Certains de ses membres organisent des randonues mixtes (nu/textile) afin de mettre en œuvre l’universalité de la démarche et ne pas se replier ni s’enfermer dans un communautarisme qui n’a strictement aucun sens pour les nouvelles générations. Le mode opératoire est de prendre appui sur le développement des réseaux sociaux dédiés aux rencontres amicales, comme OVS-On Va Sortir.

2016 – 2017 – 2018 : Participation des Naturistes (APNEL/FFN) à la Fête de L’Humanité, ce qui provoque un énorme buzz médiatique. L’APNEL invente et diffuse le slogan : « Fiers de notre humaNUté », en écho à la citation de Friedrich NIETZSCHE «  Être libre, c’est vivre nu et sans honte », et en référence aux luttes pour l’égalité des droits, défendue par le mouvement international LGBT (qui organise les « Marches des Fierté » – Gay Pride en Anglais).

2018 : le naturisme urbain gagne en visibilité. Première visite naturiste au Palais de Tokyo à Paris sous l’impulsion de l’Association des Naturistes de Paris (ANP) ; ouverture du premier restaurant naturiste dans le XIIe arrondissement de Paris, sous le nom de O’ Naturel ; L’ANP négocie avec la capitale française pour qu’elle comble son retard sur le littoral et certaines grandes villes européennes, en organisant un espace dédié au naturisme, sur le modèle des « plages libres » des années 1980. Ce sera dans le Bois de Vincennes, mais dans un endroit très… reculé. C’est un début ; la FFN organise la journée mondiale du naturisme au Parc Aventure Land de Magny-en-Vexin et les activités urbaines se développent : bowling-nu, yoga-nu, cyclonue, etc.

2019 : le mouvement naturiste engage une démarche afin de sortir de son isolement et dans le but de faire société. Il reprend l’initiative de l’organisation d’une WORLD NAKED BIKE RIDE (cyclonue), en lien avec les questions environnementales, et principalement la question du réchauffement climatique et la 6e extinction animale de masse. Pour cet événement inscrit dans le projet d’éducation populaire alors en cours d’élaboration, il s’associe au tout jeune mouvement Extinction Rebellion. La manifestation est interdite au motif de l’article 222-32 d’exhibition sexuelle, et l’arrêté préfectoral sera attaqué devant les tribunaux par la FFN et l’APNEL. Les deux associations sont déboutées en juin 2020 et font appel de la décision.

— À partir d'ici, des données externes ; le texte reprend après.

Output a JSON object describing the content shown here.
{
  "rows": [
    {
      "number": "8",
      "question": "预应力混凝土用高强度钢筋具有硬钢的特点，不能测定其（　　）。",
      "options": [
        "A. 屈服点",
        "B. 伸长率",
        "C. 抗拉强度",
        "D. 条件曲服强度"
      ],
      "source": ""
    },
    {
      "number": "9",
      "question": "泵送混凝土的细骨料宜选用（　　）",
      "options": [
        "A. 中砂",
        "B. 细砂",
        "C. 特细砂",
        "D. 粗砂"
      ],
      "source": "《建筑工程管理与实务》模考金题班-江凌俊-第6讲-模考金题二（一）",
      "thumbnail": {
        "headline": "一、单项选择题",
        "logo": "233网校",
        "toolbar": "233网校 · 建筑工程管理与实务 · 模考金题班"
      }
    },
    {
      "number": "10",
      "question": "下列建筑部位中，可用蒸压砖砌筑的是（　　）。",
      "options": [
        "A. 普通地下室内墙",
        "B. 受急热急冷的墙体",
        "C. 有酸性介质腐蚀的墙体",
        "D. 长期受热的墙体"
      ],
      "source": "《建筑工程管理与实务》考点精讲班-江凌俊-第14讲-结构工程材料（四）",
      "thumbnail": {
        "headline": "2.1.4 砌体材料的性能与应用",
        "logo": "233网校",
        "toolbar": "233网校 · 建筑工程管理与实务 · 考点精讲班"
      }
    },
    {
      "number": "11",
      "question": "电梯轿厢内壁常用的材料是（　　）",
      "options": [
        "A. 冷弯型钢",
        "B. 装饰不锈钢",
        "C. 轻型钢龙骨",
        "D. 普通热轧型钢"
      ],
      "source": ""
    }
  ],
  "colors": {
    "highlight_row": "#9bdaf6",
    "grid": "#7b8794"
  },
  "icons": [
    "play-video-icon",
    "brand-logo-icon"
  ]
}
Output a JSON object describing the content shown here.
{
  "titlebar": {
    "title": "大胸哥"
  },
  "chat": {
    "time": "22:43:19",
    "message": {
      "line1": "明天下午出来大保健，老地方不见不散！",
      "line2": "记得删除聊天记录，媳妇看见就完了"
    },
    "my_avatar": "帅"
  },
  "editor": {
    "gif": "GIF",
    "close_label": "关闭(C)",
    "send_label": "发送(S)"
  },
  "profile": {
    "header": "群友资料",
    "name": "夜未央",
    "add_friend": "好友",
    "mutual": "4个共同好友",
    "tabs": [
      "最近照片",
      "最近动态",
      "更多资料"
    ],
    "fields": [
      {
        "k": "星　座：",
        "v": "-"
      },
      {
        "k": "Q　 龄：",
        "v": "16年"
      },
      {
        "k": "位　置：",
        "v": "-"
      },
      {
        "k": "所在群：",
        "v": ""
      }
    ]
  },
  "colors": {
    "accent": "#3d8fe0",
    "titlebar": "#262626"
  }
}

2020 : Jean-François FEUNTEUN alors chargé de mission FFN recrée les liens avec France Nature Environnement et siège au CA de la fédération écologiste.

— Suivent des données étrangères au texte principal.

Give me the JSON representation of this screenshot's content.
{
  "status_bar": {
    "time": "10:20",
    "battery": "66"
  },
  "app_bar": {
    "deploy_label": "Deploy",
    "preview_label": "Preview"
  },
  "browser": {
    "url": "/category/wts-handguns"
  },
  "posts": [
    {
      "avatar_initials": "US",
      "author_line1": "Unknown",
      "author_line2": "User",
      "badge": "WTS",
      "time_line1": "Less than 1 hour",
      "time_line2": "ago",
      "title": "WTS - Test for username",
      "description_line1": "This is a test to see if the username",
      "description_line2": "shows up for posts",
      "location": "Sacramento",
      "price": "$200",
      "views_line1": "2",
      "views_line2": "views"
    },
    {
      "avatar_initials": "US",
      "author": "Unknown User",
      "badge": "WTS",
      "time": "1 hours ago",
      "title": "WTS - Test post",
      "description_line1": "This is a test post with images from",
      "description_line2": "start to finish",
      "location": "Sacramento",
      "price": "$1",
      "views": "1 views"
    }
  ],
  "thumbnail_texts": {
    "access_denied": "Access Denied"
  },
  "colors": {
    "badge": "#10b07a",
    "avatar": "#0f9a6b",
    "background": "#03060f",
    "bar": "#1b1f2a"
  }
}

2021 : création de FestiNATUR’,  l’association de gestion du festival NATURist’ por nova mondo, en raison du retrait de la FFN du projets. 

Le festival NATURist’ por nova mondo voit le jour les 3 & 4 juillet 2021 

Dans le prolongement de la dynamique enclenchée par le festival NATURist’ por nova mondo, se crée une toute nouvelle confédération naturiste qui prend pour nom LE MOUVEMENT NATURISTE. Celle-ci voit le jour officiellement avec l’assemblée générale constitutive du mardi 27 juillet 2021 /parution au JO du 14 septembre 2021. 

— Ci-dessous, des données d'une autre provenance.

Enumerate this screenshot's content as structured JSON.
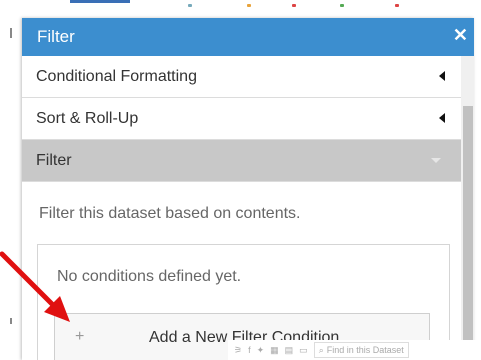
{
  "panel": {
    "title": "Filter",
    "close_icon": "close-icon",
    "header_color": "#3c8ecf"
  },
  "accordion": [
    {
      "label": "Conditional Formatting",
      "state": "collapsed"
    },
    {
      "label": "Sort & Roll-Up",
      "state": "collapsed"
    },
    {
      "label": "Filter",
      "state": "expanded"
    }
  ],
  "filter": {
    "description": "Filter this dataset based on contents.",
    "empty_text": "No conditions defined yet.",
    "add_button_label": "Add a New Filter Condition",
    "add_icon": "plus-icon"
  },
  "footer": {
    "search_placeholder": "Find in this Dataset"
  },
  "annotation": {
    "arrow_color": "#e01010"
  }
}
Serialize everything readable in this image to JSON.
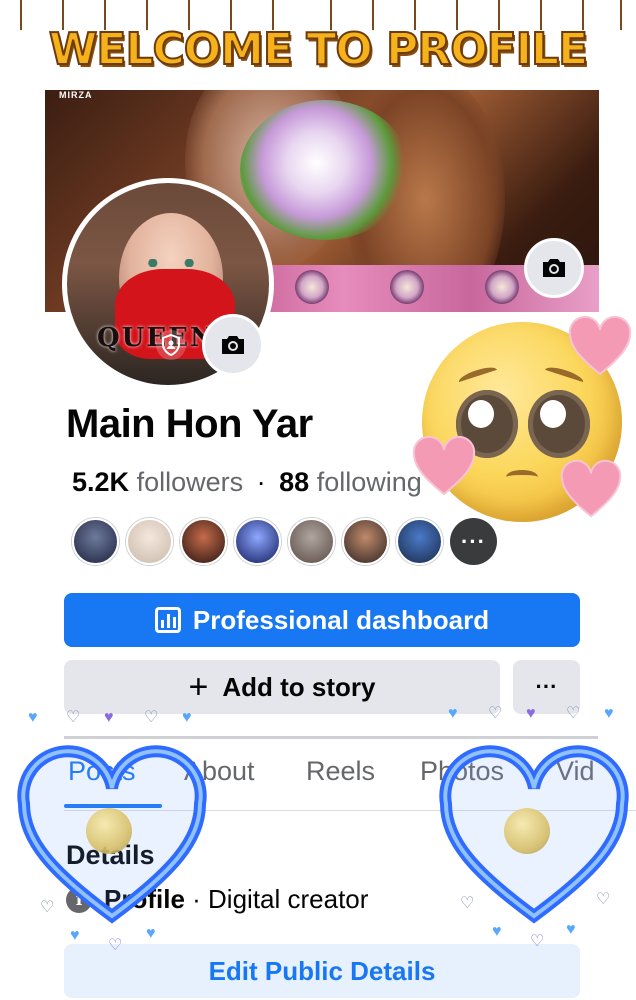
{
  "banner": {
    "title": "WELCOME TO PROFILE"
  },
  "cover": {
    "logo_text": "MIRZA"
  },
  "profile": {
    "name": "Main Hon Yar",
    "followers_count": "5.2K",
    "followers_label": "followers",
    "separator": "·",
    "following_count": "88",
    "following_label": "following",
    "avatar_overlay_text": "QUEEN",
    "more_friends_glyph": "···"
  },
  "buttons": {
    "dashboard": "Professional dashboard",
    "add_story_plus": "+",
    "add_story": "Add to story",
    "more": "···",
    "edit_details": "Edit Public Details"
  },
  "tabs": [
    "Posts",
    "About",
    "Reels",
    "Photos",
    "Vid"
  ],
  "details": {
    "heading": "Details",
    "info_icon": "i",
    "profile_label": "Profile",
    "profile_value": " · Digital creator"
  },
  "colors": {
    "accent": "#1877f2",
    "button_gray": "#e4e6eb",
    "banner_gold": "#f6b21a",
    "heart_pink": "#f49ab5",
    "glow_blue": "#2f6bff"
  },
  "icons": {
    "cover_camera": "camera-icon",
    "avatar_camera": "camera-icon",
    "shield": "profile-guard-icon",
    "dashboard": "bar-chart-icon",
    "info": "info-icon"
  }
}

Les membres fondateurs publient le MANIFESTE POUR UN NATURISME DU XXIe siècle 

 

« Le naturisme est une philosophie hédoniste et eudémoniste globale, un art de vivre qui s’est construit sur un profond respect de la nature en général et de la nature humaine en particulier. Il participe des mouvements écologistes et se fonde sur la pratique du nudisme, en raison de sa triple dimension : 

  • Bien-être et santé, au regard de ses vertus sur le plan physique, physiologique et psychologique ;

  • Sociale, pour ses effets créatifs, éducatifs et émancipateurs ;

  • Symbolique, pour les valeurs de liberté, d’égalité, de bienveillance, de fraternité et de simplicité qu’il encourage. Et cela dans un esprit de laïcité compatible avec la recherche d’une certaine spiritualité ».